A strong south wind with gusts to 30 mph blew much of the day, blowing the foul smoke toward neighbors to the north.
Why is hoarding an issue for the fire service?
Hoarding can be a fire hazard. Many occupants die in fires in these homes. Often, blocked exits prevent escape from the home. In addition, many people who are hoarding are injured when they trip over things or when materials fall on them.
Responding firefighters can be put at risk due to obstructed exits, falling objects, and excessive fire loading that can lead to collapse. Hoarding makes fighting fires and searching for occupants far more difficult.
Those living adjacent to an occupied structure can be quickly affected when a fire occurs, due to excessive smoke and fire conditions.
— NFPA, National Fire Protection Association
The fire department and village officials have not called the case a “hoarding incident” but the situation appears to be a possible case of hoarding.
Some communities have set up active Hoarding Task Forces. Task Forces are usually established by service providers to gain knowledge about and insight into the problem of hoarding behavior, to share case
information, and to develop intervention strategies.

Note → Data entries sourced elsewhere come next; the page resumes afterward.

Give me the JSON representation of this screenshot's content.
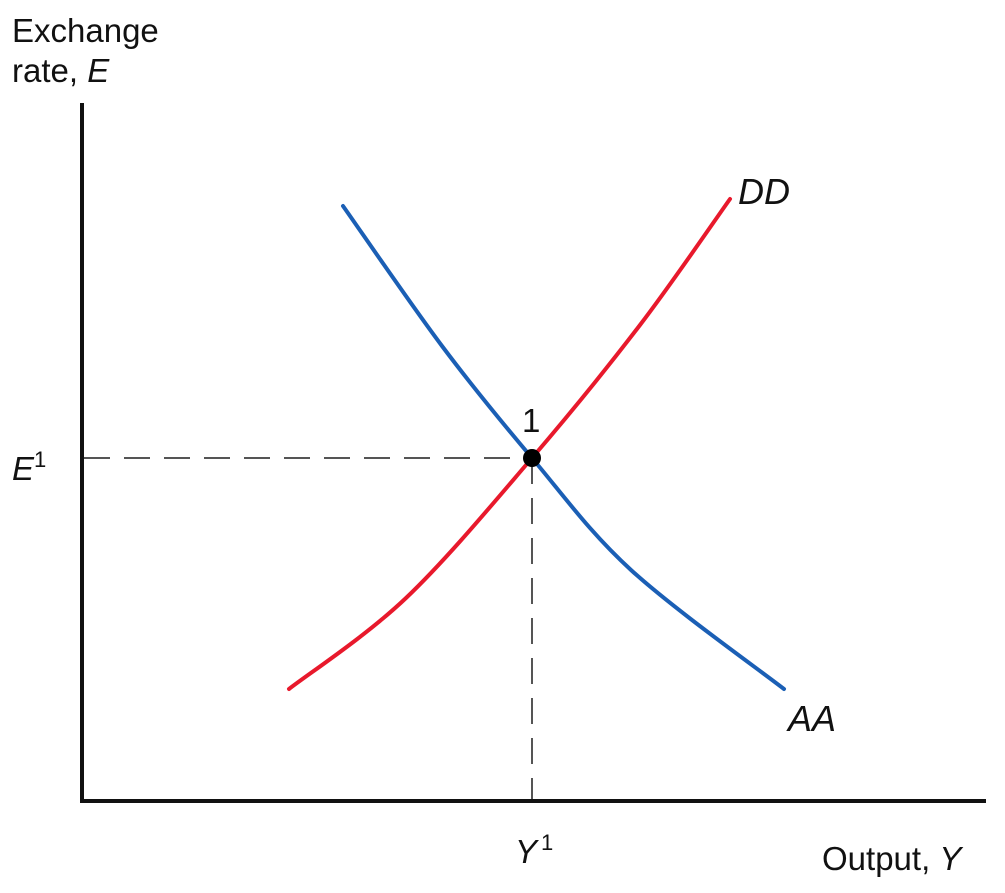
{
  "chart_data": {
    "type": "line",
    "title": "",
    "ylabel": {
      "line1": "Exchange",
      "line2_prefix": "rate, ",
      "symbol": "E"
    },
    "xlabel": {
      "prefix": "Output, ",
      "symbol": "Y"
    },
    "xlim": [
      0,
      10
    ],
    "ylim": [
      0,
      10
    ],
    "grid": false,
    "series": [
      {
        "name": "DD",
        "color": "#e8192c",
        "points": [
          [
            2.3,
            1.6
          ],
          [
            3.6,
            2.9
          ],
          [
            5.0,
            4.9
          ],
          [
            6.2,
            6.8
          ],
          [
            7.2,
            8.6
          ]
        ]
      },
      {
        "name": "AA",
        "color": "#1b5fb5",
        "points": [
          [
            2.9,
            8.5
          ],
          [
            4.0,
            6.5
          ],
          [
            5.0,
            4.9
          ],
          [
            6.1,
            3.3
          ],
          [
            7.8,
            1.6
          ]
        ]
      }
    ],
    "equilibrium": {
      "label": "1",
      "x": 5.0,
      "y": 4.9,
      "x_tick": {
        "base": "Y",
        "sup": "1"
      },
      "y_tick": {
        "base": "E",
        "sup": "1"
      }
    }
  }
}
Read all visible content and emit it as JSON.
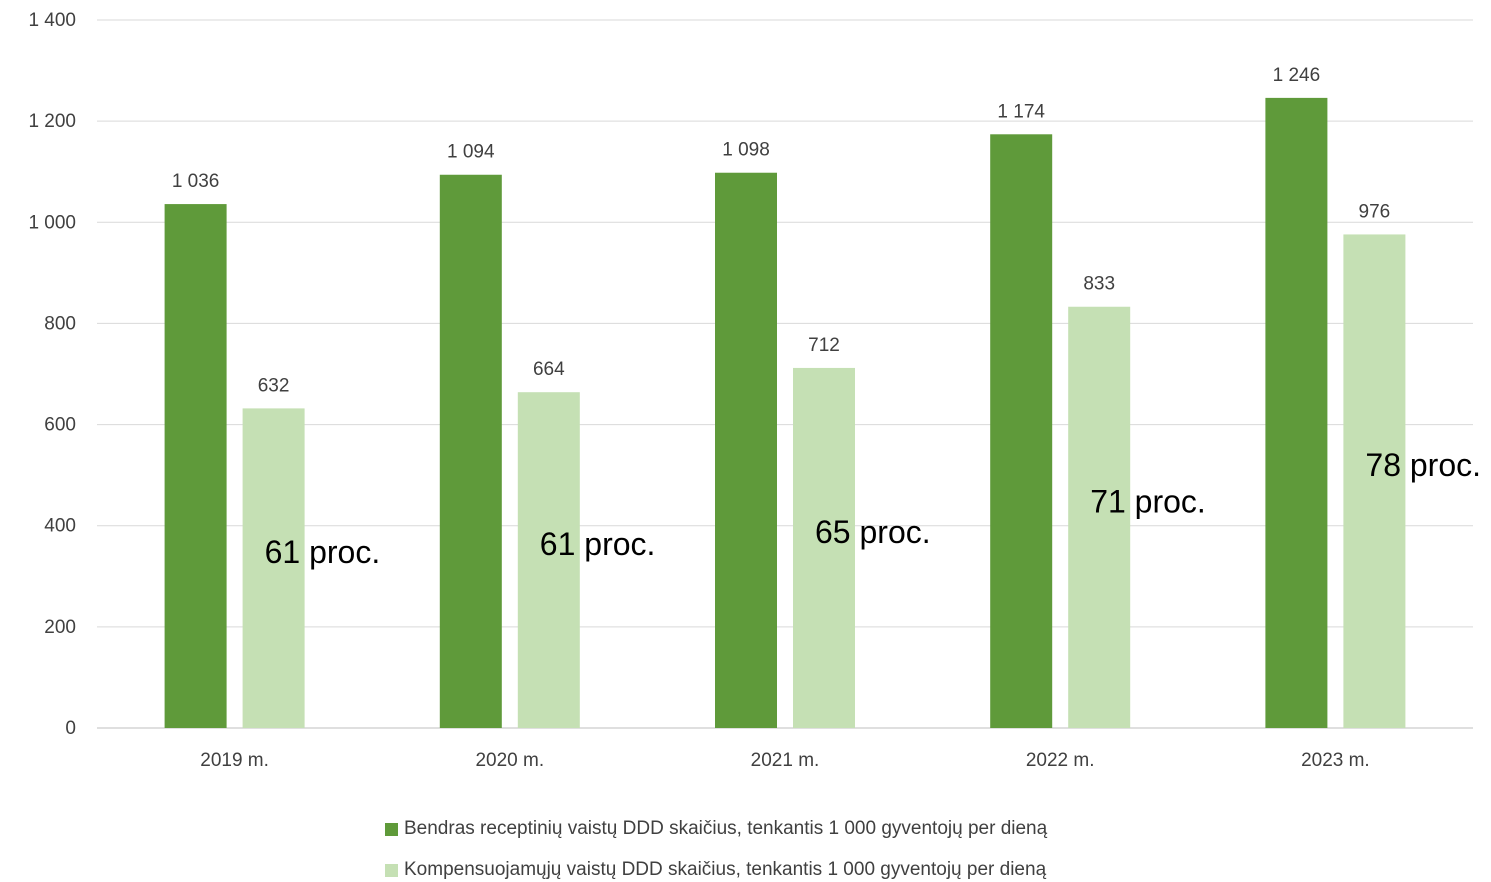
{
  "chart_data": {
    "type": "bar",
    "categories": [
      "2019 m.",
      "2020 m.",
      "2021 m.",
      "2022 m.",
      "2023 m."
    ],
    "series": [
      {
        "name": "Bendras receptinių vaistų DDD skaičius, tenkantis 1 000 gyventojų per dieną",
        "values": [
          1036,
          1094,
          1098,
          1174,
          1246
        ],
        "labels": [
          "1 036",
          "1 094",
          "1 098",
          "1 174",
          "1 246"
        ],
        "color": "#5f9a3a"
      },
      {
        "name": "Kompensuojamųjų vaistų DDD skaičius, tenkantis 1 000 gyventojų per dieną",
        "values": [
          632,
          664,
          712,
          833,
          976
        ],
        "labels": [
          "632",
          "664",
          "712",
          "833",
          "976"
        ],
        "color": "#c5e0b4"
      }
    ],
    "annotations": [
      "61 proc.",
      "61 proc.",
      "65 proc.",
      "71 proc.",
      "78 proc."
    ],
    "ylim": [
      0,
      1400
    ],
    "yticks": [
      0,
      200,
      400,
      600,
      800,
      1000,
      1200,
      1400
    ],
    "ytick_labels": [
      "0",
      "200",
      "400",
      "600",
      "800",
      "1 000",
      "1 200",
      "1 400"
    ],
    "grid": true,
    "legend_position": "bottom",
    "title": "",
    "xlabel": "",
    "ylabel": ""
  }
}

Some even serve as the intervention/response mechanism or hoarding situations. According to the NFPA, Hoarding Task Forces are often made up of mental health providers, building representatives, community service providers, faith based organizations, the fire service, public health representatives, family members, and many others. Coordinated and collaborative interventions are more likely to bring about positive outcomes than individual agencies working alone or in conflict. Teamwork is imperative and mental health
intervention is vital to effectively change this often dangerous behavior.
When talking to someone
who is hoarding, the NFPA recommends:
• Be respectful and show concern for the person’s safety
• Match the language of the person. If the person talks about his “collection”or her “things”, use that language. Avoid using derogatory terms, such as
“junk”, “trash”, or “hoarding”.
• Focus on safety issues, such as fires, fall hazards, and avalanche conditions. Note possible ignition sources or trip hazards and try to build support for addressing these issues instead of insisting on an
immediate and overwhelming cleanup.
• Show empathy by indicating that while you
understand that your presence is upsetting for
the person, some kind of change is necessary.
VIDEO: Fireground scene at destructive house fire on North Kaspar Avenue between Northwest Highway and Elm Street in sub-zero temperatures.